Why? Because the concept of operations employed had not yet shifted to outpost-and-outreach mode. But this is a change that has been getting under way in the form of "village stability operations" (VSO) in which small numbers of Americans man outposts and fight alongside friendly Afghans. Everywhere these have been established, Taliban influence has been undermined. Ironically, President Hamid Karzai made a request during his visit last week that we begin to close down our small outposts. This would be a big mistake.
Keeping small numbers of U.S. and U.S. allies' forces deployed around the country, building indigenous defense capabilities where they are most needed -- all enabled and protected by U.S. air supremacy -- is the way to defeat the Taliban even as our overall numbers of troops deployed to Afghanistan are drawn down to quite low levels. For the long term, the "zero option" being bruited about is a bad idea -- e.g., see Iraq, where we are now completely gone and al Qaeda has returned. But a "nonzero option," with somewhere around 10,000 stay-behind troops, should work just fine.
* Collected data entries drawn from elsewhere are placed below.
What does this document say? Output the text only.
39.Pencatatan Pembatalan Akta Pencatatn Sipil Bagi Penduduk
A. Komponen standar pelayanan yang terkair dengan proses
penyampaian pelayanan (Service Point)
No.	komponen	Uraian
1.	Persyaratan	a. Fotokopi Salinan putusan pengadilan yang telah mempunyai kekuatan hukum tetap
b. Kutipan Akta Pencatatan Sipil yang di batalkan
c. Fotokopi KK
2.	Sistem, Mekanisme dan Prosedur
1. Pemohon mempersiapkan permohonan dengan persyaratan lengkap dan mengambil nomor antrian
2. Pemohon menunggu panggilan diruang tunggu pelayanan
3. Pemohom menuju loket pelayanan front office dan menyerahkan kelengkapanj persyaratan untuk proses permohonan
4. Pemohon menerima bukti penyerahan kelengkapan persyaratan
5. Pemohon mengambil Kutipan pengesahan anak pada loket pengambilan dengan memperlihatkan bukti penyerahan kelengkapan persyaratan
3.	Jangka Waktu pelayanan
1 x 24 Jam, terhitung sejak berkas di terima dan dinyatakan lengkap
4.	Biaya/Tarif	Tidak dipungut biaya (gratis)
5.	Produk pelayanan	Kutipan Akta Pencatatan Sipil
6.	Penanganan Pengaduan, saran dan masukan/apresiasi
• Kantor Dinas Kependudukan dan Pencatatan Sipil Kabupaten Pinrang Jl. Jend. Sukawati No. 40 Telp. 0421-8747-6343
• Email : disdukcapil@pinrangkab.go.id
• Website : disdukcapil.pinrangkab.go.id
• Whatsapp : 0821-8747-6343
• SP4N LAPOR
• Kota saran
And if there is a way to salvage the endgame in Afghanistan with small numbers of soldiers employing the methods honed in Anbar province six years ago, there is a larger lesson as well: We can remain active and engaged in the world using the Obama Doctrine of economy of force, rather than the "overwhelming force" called for by the Powell Doctrine. Colin Powell's vision, honed by his experiences in Vietnam, is both too costly and, increasingly, ineffective for dealing with the insurgent networks that have bedeviled so much of the world since 9/11. It is interesting that Hagel's formative experience was in Vietnam too. But it seems he took a different lesson from that war. It was a conflict characterized by repeated "surges" that eventually brought troop levels up above 500,000 -- all to no avail, as the enemy quickly learned to slip the heavy punches thrown by the Americans in their "big-unit" war.
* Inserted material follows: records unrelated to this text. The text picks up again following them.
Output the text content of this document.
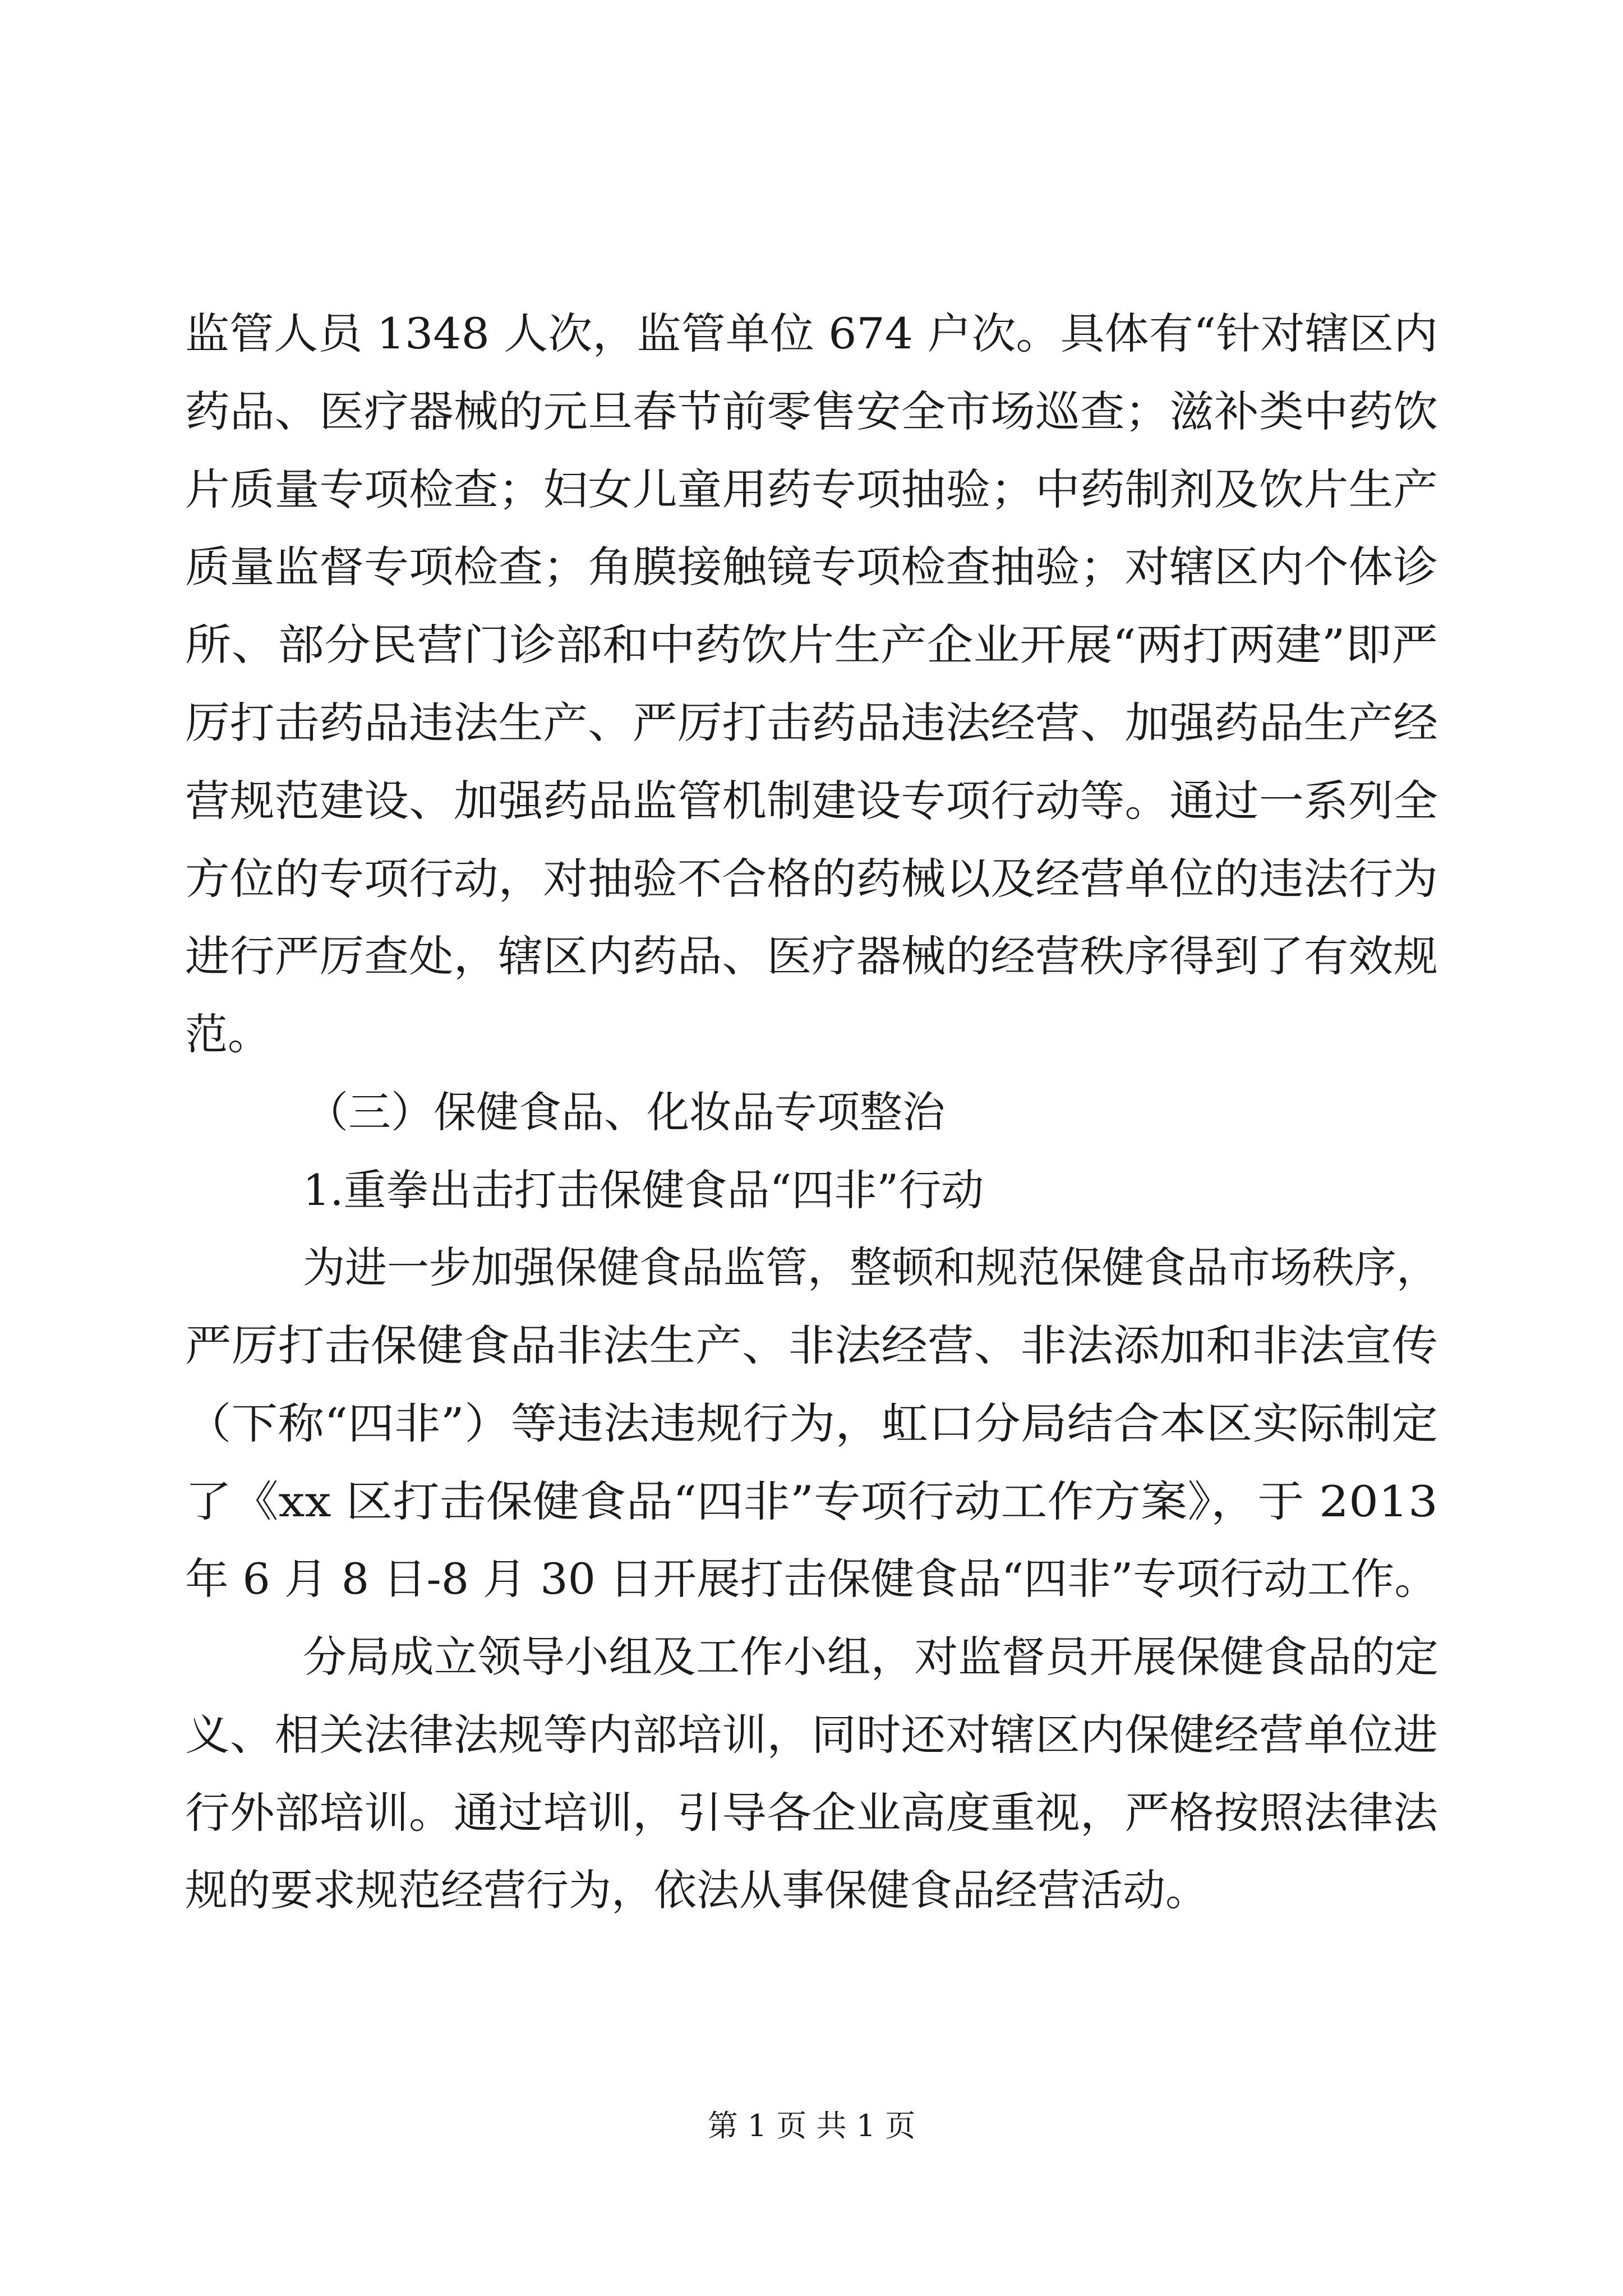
监管人员 1348 人次，监管单位 674 户次。具体有“针对辖区内
药品、医疗器械的元旦春节前零售安全市场巡查；滋补类中药饮
片质量专项检查；妇女儿童用药专项抽验；中药制剂及饮片生产
质量监督专项检查；角膜接触镜专项检查抽验；对辖区内个体诊
所、部分民营门诊部和中药饮片生产企业开展“两打两建”即严
厉打击药品违法生产、严厉打击药品违法经营、加强药品生产经
营规范建设、加强药品监管机制建设专项行动等。通过一系列全
方位的专项行动，对抽验不合格的药械以及经营单位的违法行为
进行严厉查处，辖区内药品、医疗器械的经营秩序得到了有效规
范。
（三）保健食品、化妆品专项整治
1.重拳出击打击保健食品“四非”行动
为进一步加强保健食品监管，整顿和规范保健食品市场秩序，
严厉打击保健食品非法生产、非法经营、非法添加和非法宣传
（下称“四非”）等违法违规行为，虹口分局结合本区实际制定
了《xx 区打击保健食品“四非”专项行动工作方案》，于 2013
年 6 月 8 日-8 月 30 日开展打击保健食品“四非”专项行动工作。
分局成立领导小组及工作小组，对监督员开展保健食品的定
义、相关法律法规等内部培训，同时还对辖区内保健经营单位进
行外部培训。通过培训，引导各企业高度重视，严格按照法律法
规的要求规范经营行为，依法从事保健食品经营活动。
第 1 页 共 1 页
So, whether the issue is the surge in Iraq, the looming drawdown in Afghanistan, or the size of the defense budget, Hagel's views offer insights that all should hear -- and should spark useful, long-overdue debate about military and security affairs. His clear agreement with what I see to be an emergent Obama Doctrine makes it possible to pursue a consistent, quite innovative strategic path in this age of irregular wars.
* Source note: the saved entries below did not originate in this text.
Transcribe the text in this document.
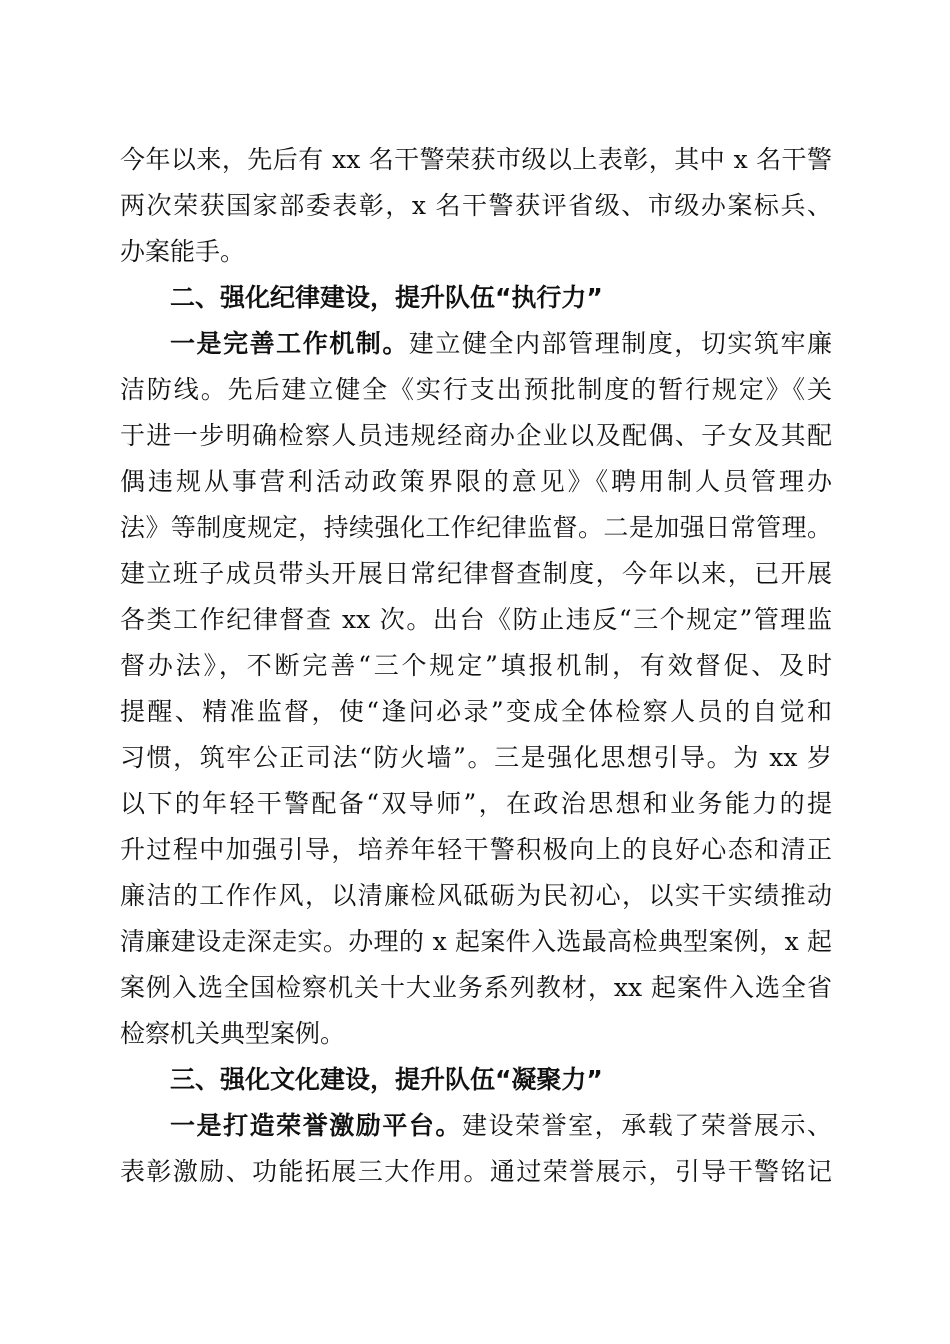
今年以来，先后有 xx 名干警荣获市级以上表彰，其中 x 名干警
两次荣获国家部委表彰，x 名干警获评省级、市级办案标兵、
办案能手。
二、强化纪律建设，提升队伍“执行力”
一是完善工作机制。建立健全内部管理制度，切实筑牢廉
洁防线。先后建立健全《实行支出预批制度的暂行规定》《关
于进一步明确检察人员违规经商办企业以及配偶、子女及其配
偶违规从事营利活动政策界限的意见》《聘用制人员管理办
法》等制度规定，持续强化工作纪律监督。二是加强日常管理。
建立班子成员带头开展日常纪律督查制度，今年以来，已开展
各类工作纪律督查 xx 次。出台《防止违反“三个规定”管理监
督办法》，不断完善“三个规定”填报机制，有效督促、及时
提醒、精准监督，使“逢问必录”变成全体检察人员的自觉和
习惯，筑牢公正司法“防火墙”。三是强化思想引导。为 xx 岁
以下的年轻干警配备“双导师”，在政治思想和业务能力的提
升过程中加强引导，培养年轻干警积极向上的良好心态和清正
廉洁的工作作风，以清廉检风砥砺为民初心，以实干实绩推动
清廉建设走深走实。办理的 x 起案件入选最高检典型案例，x 起
案例入选全国检察机关十大业务系列教材，xx 起案件入选全省
检察机关典型案例。
三、强化文化建设，提升队伍“凝聚力”
一是打造荣誉激励平台。建设荣誉室，承载了荣誉展示、
表彰激励、功能拓展三大作用。通过荣誉展示，引导干警铭记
As to those in the Senate who will point to the possibility of larger conflicts that might come, demanding ever greater defense expenditures, let me just close by reminding that history is replete with examples of small forces that regularly defeated much larger ones in major wars. From the Greeks at Salamis in 490 B.C. to the Israelis in the Six-Day War of 1967 and beyond, outnumbered forces have often prevailed. The outcomes of wars are determined far less by how much you have and far more by how you fight. It is a lesson well worth heeding in this age of perpetual conflict. A lesson that Chuck Hagel learned over 40 years ago, and which clearly still informs and guides him today.